Arnold Schoenberg is one of the most significant figures in 20th-century music. While his early works
were in a late Romantic style influenced by Wagner (Verklärte Nacht, 1899), this evolved into an
atonal idiom in the years before the First World War (Drei Klavierstücke in 1909 and Pierrot
lunaire in 1912). In 1921, after several years of research, he developed the twelve-tone technique of
composition, which he first described privately to his associates in 1923.[25] His first large-scale work
entirely composed using this technique was the Wind Quintet, Op. 26, written in 1923–24. Later
examples include the Variations for Orchestra, Op. 31 (1926–28), the Third and Fourth String
Quartets (1927 and 1936, respectively), the Violin Concerto (1936) and Piano Concerto (1942). In
later years, he intermittently returned to a more tonal style (Kammersymphonie no. 2, begun in 1906
but completed only in 1939; Variations on a Recitative for organ in 1941).

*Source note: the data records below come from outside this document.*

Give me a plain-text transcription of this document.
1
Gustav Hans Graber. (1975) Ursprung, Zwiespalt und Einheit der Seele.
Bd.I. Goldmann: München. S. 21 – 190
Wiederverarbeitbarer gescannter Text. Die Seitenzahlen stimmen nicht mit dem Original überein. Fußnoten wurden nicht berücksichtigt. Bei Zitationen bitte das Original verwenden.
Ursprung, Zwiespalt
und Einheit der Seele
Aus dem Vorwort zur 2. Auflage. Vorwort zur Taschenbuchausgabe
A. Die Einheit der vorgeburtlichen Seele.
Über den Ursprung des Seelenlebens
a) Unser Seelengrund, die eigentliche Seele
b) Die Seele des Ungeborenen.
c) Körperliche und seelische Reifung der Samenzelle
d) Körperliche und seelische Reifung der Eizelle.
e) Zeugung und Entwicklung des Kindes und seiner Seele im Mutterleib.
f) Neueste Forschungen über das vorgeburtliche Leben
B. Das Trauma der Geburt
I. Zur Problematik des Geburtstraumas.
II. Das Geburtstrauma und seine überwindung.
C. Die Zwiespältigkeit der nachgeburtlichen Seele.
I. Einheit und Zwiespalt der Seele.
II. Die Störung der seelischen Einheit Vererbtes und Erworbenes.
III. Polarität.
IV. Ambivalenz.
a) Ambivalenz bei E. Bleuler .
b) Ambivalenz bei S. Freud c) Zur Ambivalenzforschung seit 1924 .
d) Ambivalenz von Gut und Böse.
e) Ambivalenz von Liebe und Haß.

He taught Anton Webern and Alban Berg and these three composers are often referred to as the
principal members of the Second Viennese School (Haydn, Mozart and Beethoven—and sometimes
Schubert—being regarded as the First Viennese School in this context). Webern wrote works using
a rigorous twelve-tone method and influenced the development of total serialism. Berg, like
Schoenberg, employed twelve-tone technique within a late-romantic or post-romantic style (Violin
Concerto, which quotes a Bach Choral and uses Classical form). He wrote two major operas
(Wozzeck and Lulu).

Electronic music
The development of recording technology made all sounds available for potential use as musical
material. Electronic music generally refers to a repertory of art music developed in the 1950s in
Europe, Japan, and the Americas. The increasing availability of magnetic tape in this decade
provided composers with a medium which allowed recording sounds and then manipulating them in
various ways. All electronic music depends on transmission via loudspeakers, but there are two
broad types: acousmatic music, which exists only in recorded form meant for loudspeaker listening,
and live electronic music, in which electronic apparatus are used to generate, transform, or trigger
sounds during performance by musicians using voices, traditional instruments, electro-acoustic
instruments, or other devices. Beginning in 1957, computers became increasingly important in this
field.[26] When the source material was acoustical sounds from the everyday world, the term musique
concrète was used; when the sounds were produced by electronic generators, it was
designated electronic music.
After the 1950s, the term "electronic music" came to be used for both types. Sometimes such
electronic music was combined with more conventional instruments, Edgard
Varèse's Déserts (1954), Stockhausen's Hymnen (1969), Claude Vivier's Wo bist du Licht! (1981),
and Mario Davidovsky's series of Synchronisms (1963–2006) are notable examples.